On the 25th anniversary of the Web, about the only thing we know for certain is that it remains far too early to measure its impact on human society.
Occasionally, of course, someone will try to do that, but few manage to take the long view as thoughtfully as John Naughton. In his columns for the UK’s The Observer newspaper and in bestselling books, including A Brief History of the Future: The Origins of the Internet and From Gutenberg to Zuckerberg: Disruptive Innovation in the Age of the Internet, Naughton takes his cue from Marshall McLuhan’s aphorism on human invention – “We shape our tools, then our tools shape us.” For The Observer column, 25 Things You Might Not Know About the Web On its 25th Birthday, Naughton pointedly noted that, “The thing that is most extraordinary about the internet is the way it enables permission-less innovation.”
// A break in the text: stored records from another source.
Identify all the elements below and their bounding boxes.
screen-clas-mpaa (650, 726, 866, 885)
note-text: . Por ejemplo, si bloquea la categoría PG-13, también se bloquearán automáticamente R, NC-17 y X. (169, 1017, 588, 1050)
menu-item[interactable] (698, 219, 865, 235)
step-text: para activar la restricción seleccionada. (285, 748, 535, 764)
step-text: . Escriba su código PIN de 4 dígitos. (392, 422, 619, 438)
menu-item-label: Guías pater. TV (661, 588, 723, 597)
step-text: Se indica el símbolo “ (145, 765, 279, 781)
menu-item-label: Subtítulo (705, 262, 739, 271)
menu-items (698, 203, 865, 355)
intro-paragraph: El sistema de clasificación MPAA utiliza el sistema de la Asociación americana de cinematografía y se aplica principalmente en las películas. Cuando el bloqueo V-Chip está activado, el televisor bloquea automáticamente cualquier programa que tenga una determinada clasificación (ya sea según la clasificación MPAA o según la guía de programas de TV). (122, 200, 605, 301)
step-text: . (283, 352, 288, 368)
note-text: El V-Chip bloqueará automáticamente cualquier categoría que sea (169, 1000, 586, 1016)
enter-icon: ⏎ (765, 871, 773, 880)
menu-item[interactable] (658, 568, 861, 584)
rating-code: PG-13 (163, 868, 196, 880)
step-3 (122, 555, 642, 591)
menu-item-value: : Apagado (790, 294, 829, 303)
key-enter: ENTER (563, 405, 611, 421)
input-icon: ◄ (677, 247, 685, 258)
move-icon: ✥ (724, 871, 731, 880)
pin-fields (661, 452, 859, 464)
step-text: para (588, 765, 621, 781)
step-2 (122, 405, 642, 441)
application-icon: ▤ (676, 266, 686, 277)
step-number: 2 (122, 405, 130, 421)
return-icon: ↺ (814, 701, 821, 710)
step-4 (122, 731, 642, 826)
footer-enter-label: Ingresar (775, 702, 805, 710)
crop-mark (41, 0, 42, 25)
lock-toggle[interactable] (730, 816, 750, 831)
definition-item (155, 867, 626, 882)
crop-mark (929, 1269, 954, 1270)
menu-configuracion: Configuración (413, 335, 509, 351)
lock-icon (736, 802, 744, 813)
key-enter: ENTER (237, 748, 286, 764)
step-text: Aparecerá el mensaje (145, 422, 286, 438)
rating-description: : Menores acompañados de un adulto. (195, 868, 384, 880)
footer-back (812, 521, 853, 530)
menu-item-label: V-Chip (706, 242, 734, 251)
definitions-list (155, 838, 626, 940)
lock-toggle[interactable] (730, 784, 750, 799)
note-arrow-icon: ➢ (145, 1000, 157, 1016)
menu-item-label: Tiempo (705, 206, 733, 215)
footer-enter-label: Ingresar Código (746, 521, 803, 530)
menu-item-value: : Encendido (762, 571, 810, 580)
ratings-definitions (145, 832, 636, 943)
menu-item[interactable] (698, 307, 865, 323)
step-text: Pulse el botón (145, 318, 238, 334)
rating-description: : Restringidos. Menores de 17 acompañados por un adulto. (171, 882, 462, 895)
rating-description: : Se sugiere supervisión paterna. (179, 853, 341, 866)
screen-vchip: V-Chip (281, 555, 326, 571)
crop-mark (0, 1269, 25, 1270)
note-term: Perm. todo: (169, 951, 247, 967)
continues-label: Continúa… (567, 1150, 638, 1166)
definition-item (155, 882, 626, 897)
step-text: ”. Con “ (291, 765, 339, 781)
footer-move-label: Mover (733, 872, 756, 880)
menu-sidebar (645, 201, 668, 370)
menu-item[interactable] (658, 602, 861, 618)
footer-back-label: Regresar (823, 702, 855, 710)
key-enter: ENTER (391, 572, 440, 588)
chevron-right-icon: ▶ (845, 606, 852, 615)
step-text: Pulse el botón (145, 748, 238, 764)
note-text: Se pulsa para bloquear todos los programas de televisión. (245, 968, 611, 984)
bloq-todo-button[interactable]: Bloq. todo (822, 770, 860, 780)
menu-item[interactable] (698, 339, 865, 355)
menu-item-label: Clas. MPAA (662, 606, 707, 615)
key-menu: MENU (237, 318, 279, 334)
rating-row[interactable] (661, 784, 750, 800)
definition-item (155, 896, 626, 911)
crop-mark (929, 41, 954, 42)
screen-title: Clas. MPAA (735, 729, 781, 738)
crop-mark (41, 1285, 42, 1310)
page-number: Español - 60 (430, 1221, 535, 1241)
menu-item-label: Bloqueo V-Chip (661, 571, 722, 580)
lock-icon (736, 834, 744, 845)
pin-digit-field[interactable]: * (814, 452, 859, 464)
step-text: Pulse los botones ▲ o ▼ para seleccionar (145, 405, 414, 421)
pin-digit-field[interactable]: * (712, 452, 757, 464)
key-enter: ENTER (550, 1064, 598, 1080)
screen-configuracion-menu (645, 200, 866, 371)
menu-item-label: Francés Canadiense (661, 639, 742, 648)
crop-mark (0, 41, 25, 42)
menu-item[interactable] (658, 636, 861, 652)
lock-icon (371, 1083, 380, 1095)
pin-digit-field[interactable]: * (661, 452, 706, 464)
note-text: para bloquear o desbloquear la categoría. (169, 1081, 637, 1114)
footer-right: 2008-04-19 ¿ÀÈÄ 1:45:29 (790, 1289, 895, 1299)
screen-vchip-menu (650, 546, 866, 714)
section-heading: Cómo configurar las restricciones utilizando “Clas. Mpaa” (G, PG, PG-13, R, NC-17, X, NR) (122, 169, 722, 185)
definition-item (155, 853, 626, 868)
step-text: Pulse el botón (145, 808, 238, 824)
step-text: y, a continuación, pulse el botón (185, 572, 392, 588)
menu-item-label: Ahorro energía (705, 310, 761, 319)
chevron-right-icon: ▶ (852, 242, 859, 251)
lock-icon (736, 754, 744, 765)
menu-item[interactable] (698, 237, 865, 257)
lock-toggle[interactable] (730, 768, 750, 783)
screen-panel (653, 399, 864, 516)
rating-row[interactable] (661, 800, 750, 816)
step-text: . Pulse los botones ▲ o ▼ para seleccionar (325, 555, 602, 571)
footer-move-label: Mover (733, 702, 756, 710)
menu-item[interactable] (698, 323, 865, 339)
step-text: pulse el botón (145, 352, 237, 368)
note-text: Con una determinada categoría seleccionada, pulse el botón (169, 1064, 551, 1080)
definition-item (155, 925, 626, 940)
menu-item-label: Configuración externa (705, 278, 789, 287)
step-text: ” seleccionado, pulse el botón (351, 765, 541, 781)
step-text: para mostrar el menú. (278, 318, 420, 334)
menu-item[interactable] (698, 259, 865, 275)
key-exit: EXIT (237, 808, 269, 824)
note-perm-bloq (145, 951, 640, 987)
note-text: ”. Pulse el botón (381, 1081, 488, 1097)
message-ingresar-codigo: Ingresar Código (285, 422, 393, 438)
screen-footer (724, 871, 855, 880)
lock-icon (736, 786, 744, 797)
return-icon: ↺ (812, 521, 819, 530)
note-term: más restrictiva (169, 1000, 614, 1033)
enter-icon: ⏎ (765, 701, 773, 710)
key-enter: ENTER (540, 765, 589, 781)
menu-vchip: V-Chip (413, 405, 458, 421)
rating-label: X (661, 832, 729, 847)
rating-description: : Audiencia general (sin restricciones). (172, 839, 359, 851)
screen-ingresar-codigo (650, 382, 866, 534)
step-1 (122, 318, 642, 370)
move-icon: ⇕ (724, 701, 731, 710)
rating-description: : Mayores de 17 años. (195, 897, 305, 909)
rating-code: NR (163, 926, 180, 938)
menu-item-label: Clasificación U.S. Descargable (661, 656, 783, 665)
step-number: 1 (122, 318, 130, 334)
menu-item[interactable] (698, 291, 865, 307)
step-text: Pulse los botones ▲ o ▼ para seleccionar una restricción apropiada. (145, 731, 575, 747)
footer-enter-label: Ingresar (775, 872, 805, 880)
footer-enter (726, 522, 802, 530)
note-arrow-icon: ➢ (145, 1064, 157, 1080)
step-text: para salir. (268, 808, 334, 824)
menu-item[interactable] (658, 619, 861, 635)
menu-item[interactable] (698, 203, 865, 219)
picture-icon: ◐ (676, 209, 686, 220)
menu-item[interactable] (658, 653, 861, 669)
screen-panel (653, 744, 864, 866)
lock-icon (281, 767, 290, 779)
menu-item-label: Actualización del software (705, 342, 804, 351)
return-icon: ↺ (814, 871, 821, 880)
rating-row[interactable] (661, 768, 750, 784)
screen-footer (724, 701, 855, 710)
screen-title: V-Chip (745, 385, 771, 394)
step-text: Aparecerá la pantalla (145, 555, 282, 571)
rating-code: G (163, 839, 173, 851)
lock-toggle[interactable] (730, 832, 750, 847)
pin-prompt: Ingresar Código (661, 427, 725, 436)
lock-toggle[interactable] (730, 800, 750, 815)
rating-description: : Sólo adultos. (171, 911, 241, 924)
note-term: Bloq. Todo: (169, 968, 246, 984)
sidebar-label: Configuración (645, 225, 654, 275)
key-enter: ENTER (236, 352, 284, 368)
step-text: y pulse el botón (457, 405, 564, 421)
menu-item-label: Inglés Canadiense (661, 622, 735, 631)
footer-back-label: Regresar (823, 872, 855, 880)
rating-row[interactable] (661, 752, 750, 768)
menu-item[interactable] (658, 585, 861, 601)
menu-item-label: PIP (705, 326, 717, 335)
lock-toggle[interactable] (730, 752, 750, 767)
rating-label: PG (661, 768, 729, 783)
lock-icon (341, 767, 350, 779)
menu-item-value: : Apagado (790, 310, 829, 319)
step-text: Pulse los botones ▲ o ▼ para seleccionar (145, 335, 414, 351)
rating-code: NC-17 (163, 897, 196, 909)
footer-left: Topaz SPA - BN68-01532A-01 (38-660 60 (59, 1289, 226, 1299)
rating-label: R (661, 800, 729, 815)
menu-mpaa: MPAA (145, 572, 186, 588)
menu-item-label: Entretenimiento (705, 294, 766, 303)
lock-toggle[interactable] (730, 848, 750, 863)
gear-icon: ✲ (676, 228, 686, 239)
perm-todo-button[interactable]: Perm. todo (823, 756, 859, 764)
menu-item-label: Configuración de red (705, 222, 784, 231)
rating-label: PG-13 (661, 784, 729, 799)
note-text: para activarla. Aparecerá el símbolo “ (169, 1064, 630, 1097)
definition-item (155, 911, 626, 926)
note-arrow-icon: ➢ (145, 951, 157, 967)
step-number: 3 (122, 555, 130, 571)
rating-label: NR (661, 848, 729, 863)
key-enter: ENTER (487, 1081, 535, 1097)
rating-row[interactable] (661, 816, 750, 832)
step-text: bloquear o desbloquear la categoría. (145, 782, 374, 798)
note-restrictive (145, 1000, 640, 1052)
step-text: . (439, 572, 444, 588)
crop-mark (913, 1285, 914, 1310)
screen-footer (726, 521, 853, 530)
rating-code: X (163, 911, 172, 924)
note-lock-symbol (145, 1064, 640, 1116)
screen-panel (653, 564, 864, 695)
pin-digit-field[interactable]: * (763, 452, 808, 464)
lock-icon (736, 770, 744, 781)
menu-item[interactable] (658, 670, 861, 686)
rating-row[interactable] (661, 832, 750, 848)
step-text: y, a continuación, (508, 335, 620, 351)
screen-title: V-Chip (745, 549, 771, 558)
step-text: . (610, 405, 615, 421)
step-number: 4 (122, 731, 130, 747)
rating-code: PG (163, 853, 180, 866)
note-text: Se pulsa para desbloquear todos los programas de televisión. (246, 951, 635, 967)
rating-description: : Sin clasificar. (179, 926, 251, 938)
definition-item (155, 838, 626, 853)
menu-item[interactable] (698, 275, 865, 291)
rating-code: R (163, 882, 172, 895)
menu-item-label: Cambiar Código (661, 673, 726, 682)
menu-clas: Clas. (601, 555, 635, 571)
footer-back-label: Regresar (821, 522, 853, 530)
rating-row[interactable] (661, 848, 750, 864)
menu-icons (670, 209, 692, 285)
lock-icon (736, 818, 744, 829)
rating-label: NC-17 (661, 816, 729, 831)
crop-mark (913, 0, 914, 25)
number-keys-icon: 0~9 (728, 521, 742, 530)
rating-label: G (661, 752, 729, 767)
As he tells CCC’s Chris Kenneally, “The first design principle [of the Web] was there should be no central ownership or control. .. The second part was they decided we’ll design a very simple network that does only one thing – It takes in data packets on one end and does its best to deliver them to the other end. It doesn’t care what’s in the data packets.
“This became known in the end as the end-to-end principle,” Naughton explains from his University of Cambridge office, where he is vice president of Wolfson College. “But what it meant, basically, is that the people who designed the Internet designed an infrastructure that would do only one thing; would not be designed for anything we know about now; and would take almost anything that people could think up and throw at it.”